On February 10th, HYBE announced that they had signed a contract with SM’s founder/ former executive producer Lee Soo Man to acquire 14.8% share for a total of 422.8 billion won and became the largest shareholder of SM Entertainment.
This event shocked the whole K-pop industry. Thanks to BTS’s success, HYBE grew significantly after acquiring and establishing numerous labels, such as Pledis Entertainment, Source Music, KOZ Entertainment and ADOR. Although BTS has begun their military service period, artists from the labels, such as Seventeen, LE SSERAFIM, Zico, and NewJeans are filling the vacancy. SM Entertainment is a large company that has lasted throughout the long history of K-pop with various active artists, such as Super Junior, EXO, NCT, aespa, etc. The combination of these two companies is expected to have an overwhelming influence on the K-pop market.
However, for that to happen, these problems have to be solved. First of all, it is the management dispute between Lee Soo Man and SM’s current CEOs. Align Partners Capital Management previously exposed the existing management system that is highly profitable for Lee Soo Man. SM’s co-CEOs Lee Sung Soo and Tak Young Joon, who are holding the management power, announced the “SM 3.0” strategy, aiming to make evolution by changing from Lee Soo Man’s single production system to a multi-production center/label system. The co-CEOs made Kakao become the second-largest shareholder to push ahead with their plan.
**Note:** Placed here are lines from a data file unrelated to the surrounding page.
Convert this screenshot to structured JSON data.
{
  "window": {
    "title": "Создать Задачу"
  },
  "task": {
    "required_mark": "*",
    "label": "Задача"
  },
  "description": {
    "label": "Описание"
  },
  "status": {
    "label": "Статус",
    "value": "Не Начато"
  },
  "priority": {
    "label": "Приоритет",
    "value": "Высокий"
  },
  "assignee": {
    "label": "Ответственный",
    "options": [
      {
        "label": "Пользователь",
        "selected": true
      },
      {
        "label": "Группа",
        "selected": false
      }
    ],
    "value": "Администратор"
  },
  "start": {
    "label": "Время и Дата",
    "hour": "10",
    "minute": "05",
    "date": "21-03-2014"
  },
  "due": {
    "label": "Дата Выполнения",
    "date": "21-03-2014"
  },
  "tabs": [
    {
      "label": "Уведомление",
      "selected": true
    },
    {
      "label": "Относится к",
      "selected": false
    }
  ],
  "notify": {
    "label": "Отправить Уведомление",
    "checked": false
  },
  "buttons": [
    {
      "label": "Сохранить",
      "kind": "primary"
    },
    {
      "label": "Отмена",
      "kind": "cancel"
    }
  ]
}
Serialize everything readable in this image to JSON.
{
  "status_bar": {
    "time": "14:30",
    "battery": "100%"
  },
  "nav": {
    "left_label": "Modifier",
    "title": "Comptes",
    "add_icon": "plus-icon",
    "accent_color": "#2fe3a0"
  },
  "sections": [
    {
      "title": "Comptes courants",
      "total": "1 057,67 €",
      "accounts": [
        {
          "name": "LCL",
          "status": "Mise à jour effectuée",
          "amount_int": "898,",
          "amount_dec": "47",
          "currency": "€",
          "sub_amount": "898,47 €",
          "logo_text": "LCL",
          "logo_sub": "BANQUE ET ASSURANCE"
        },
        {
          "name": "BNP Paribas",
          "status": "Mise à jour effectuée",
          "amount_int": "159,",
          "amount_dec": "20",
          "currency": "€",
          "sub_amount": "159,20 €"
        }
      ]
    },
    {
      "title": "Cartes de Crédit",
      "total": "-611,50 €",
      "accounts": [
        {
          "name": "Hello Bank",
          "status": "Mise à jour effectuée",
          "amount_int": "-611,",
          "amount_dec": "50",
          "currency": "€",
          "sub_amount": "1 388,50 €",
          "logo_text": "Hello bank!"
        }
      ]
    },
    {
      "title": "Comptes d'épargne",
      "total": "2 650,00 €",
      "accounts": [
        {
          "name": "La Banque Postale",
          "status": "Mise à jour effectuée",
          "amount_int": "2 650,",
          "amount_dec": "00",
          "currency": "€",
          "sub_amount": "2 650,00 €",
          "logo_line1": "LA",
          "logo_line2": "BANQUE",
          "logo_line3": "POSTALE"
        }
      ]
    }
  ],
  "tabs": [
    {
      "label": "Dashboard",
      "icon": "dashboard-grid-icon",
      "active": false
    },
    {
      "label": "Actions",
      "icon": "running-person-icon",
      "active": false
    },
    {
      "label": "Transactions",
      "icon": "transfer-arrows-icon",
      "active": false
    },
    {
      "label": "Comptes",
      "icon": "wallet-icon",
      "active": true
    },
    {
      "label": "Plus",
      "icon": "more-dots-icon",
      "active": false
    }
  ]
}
However, Lee Soo Man did not agree and filed an injunction.
The result is in the hand of the court. If Lee Soo Man’s injunction is accepted, it would be easier for HYBE’s acquisition of SM shares to proceed. If not, the situation would become very complicated. Kakao may try to offer a higher price than HYBE to attract minor shareholders.
The shareholders’ meeting scheduled for next month is also an important factor. The shares owned by SM’s minor shareholders account for over 60%. In the confrontation between HYBE-Lee Soo Man and Kakao-Lee Sung Soo & Tak Young Joon-Align, the one that wins the votes of minor shareholders will be more advantageous.
Even if the competition with Kakao is won, there is still a mountain called the Fair Trade Commission. According to the FTC, if a company with assets or sales of 300 billion won or more acquires 15% or more of the shares of a listed company with assets or sales of 30 billion won or more, it must report the business combination to the FTC. The amount of shares bought by HYBE is 14.8%, which is not applicable right away. However, if HYBE takes over 15% of shares through a tender offer of minority shareholders’ stocks, it must report the business combination to the Fair Trade Commission. Separately, even if HYBE executives and employees concurrently serve as SM executives, they are subject to business combination reporting. This is because HYBE is a large-scale company with assets or sales exceeding 2 trillion won.
When a business combination report is received, the Fair Trade Commission examines whether competition in the market is not restricted and whether there are concerns about abuse of market dominance. The combined market share of HYBE and SM is also subject to review. However, since the entertainment industry has various fields such as production, distribution, and content industry, the market share may vary depending on how the scope is set. Through this, the Fair Trade Commission may not approve the merger, or it may conditionally allow it if it issues a corrective order and takes complementary measures, such as disposing of some shares.